I realize a resizable indexed collection that uses an array to store its elements (like List<T>
in .NET or ArrayList
in Java) has amortized O(1) insertion time at the end of the collection. But then there's always that one pesky insertion at critical junctures where the collection has just reached its capacity and the next insertion requires a full copy of all elements in the internal array to a new one (presumably twice as large).
A common mistake (in my opinion) is to go with a linked list to "fix" this problem; but I believe the overhead of allocating a node for every element can be quite wasteful, and in fact would dwarf the benefit of a guaranteed O(1) insertion in that rare case that the array insertion is costly—when, in fact, every other array insertion is significantly cheaper (and faster).

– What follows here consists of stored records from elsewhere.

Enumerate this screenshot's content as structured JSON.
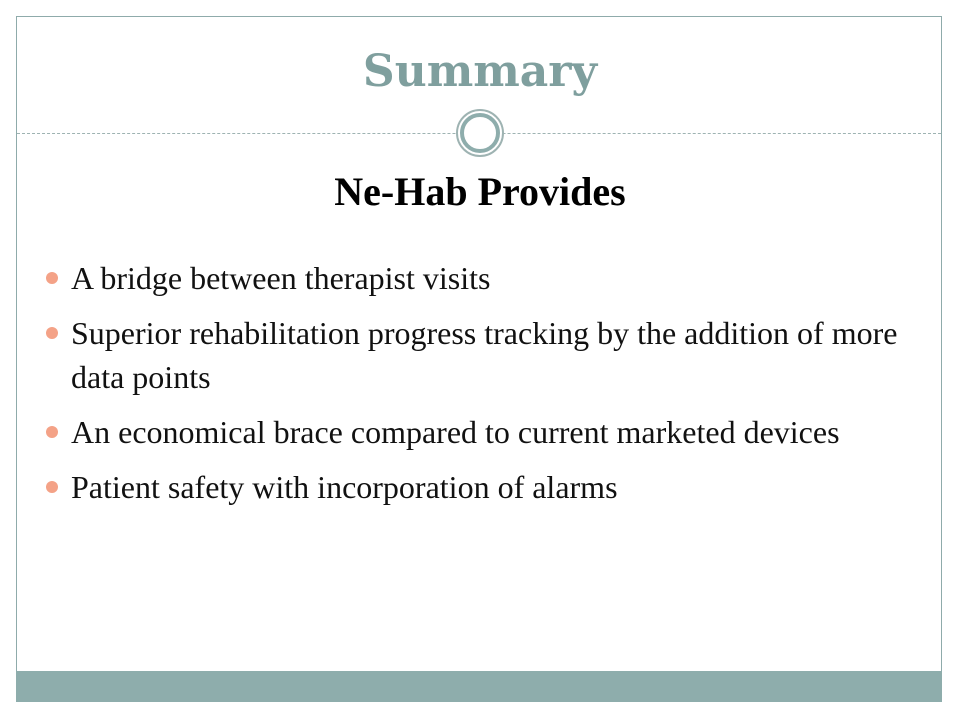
{
  "slide": {
    "title": "Summary",
    "subtitle": "Ne-Hab Provides",
    "bullets": [
      "A bridge between therapist visits",
      "Superior rehabilitation progress tracking by the addition of more data points",
      "An economical brace compared to current marketed devices",
      "Patient safety with incorporation of alarms"
    ]
  },
  "colors": {
    "title": "#7f9f9e",
    "accent_bar": "#8eadac",
    "bullet": "#f4a287",
    "frame": "#8fabab"
  },
  "icons": {
    "divider_ornament": "ring-ornament-icon",
    "bullet_marker": "bullet-dot-icon"
  }
}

What I was thinking might make sense is a hybrid approach consisting of a linked list of arrays, where every time the current "head" array reaches its capacity, a new array twice as large is added to the linked list. Then no copy would be necessary since the linked list would still have the original array. Essentially this seems analogous (to me) to the List<T>
or ArrayList
approach, except that wherever you previously would've incurred the cost of copying all the elements of the internal array, here you only incur the cost of allocating a new array plus a single node insertion.
Of course, this would complicate other features if they were desired (e.g., inserting/removing into/from the middle of the collection); but as I've expressed in the title, I'm really just looking for an add-only (and iterate) collection.
Are there any data structures out there ideally suited to this purpose? Or, can you think of one yourself?